Study Notes
Functions are mathematical expressions that relate inputs to outputs, often using function notation like f(x). Functions can be evaluated by substituting values into the expression, and composite functions involve substituting one function into another. Reciprocal functions have unique properties such as asymptotes and specific domain and range restrictions.
Exam Tips
Key Definitions to Remember
- Function Notation — A way to write functions, commonly as f(x), which is read as "f of x".
- Composite Function — A function created by substituting one function into another, denoted as f(g(x)).

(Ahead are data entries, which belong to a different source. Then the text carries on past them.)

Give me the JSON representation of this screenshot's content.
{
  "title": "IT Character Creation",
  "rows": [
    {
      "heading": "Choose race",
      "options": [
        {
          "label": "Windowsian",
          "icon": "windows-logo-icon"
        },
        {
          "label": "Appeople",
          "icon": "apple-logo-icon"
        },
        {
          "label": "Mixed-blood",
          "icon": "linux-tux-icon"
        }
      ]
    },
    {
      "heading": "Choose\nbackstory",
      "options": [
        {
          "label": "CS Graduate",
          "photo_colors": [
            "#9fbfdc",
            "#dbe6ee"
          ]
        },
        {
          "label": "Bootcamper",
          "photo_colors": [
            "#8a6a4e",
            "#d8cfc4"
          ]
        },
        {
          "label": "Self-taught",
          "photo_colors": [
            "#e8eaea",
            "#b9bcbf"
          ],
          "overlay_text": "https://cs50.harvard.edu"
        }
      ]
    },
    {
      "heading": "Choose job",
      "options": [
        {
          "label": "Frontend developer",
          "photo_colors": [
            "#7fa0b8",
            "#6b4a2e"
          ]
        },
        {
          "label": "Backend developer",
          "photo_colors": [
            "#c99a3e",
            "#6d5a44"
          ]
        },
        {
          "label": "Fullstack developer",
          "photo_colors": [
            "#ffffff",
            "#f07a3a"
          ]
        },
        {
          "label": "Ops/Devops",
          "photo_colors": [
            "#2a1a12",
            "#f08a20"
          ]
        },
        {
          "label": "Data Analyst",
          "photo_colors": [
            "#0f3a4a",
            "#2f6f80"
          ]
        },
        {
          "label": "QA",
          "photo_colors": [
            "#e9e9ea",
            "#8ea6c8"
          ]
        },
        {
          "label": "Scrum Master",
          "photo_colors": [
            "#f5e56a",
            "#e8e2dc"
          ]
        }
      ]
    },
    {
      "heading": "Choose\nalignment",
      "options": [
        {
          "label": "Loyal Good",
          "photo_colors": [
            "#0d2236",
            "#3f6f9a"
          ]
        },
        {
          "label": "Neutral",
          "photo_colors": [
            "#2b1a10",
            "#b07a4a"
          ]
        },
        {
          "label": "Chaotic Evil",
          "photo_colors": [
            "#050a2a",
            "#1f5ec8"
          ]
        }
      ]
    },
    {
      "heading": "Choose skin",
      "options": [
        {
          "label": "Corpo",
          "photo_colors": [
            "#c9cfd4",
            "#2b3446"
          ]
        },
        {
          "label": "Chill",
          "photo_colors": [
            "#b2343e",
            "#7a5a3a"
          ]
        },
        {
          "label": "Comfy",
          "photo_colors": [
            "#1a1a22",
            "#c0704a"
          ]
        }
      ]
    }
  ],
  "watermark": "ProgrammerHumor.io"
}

- Reciprocal Function — A function of the form 1/f(x), with specific domain restrictions.
Common Confusions
- Mistaking f(x) for multiplication of f and x.
- Confusing the inverse of a function with its reciprocal.
Typical Exam Questions
- What is f(4) for f(x) = 3x - 5? Substitute 4 into the function: f(4) = 3(4) - 5 = 7.
- How do you find (f∘g)(x) for f(x) = x^2 + 6 and g(x) = 2x - 1? Substitute g(x) into f(x): (f∘g)(x) = (2x - 1)^2 + 6 = 4x^2 - 4x + 7.
- What is the domain of y = 1/(x+3)? All real numbers except x = -3.
What Examiners Usually Test
- Understanding and using function notation correctly.
- Evaluating functions by substitution.
- Identifying and working with composite functions.
- Determining the domain and range of reciprocal functions.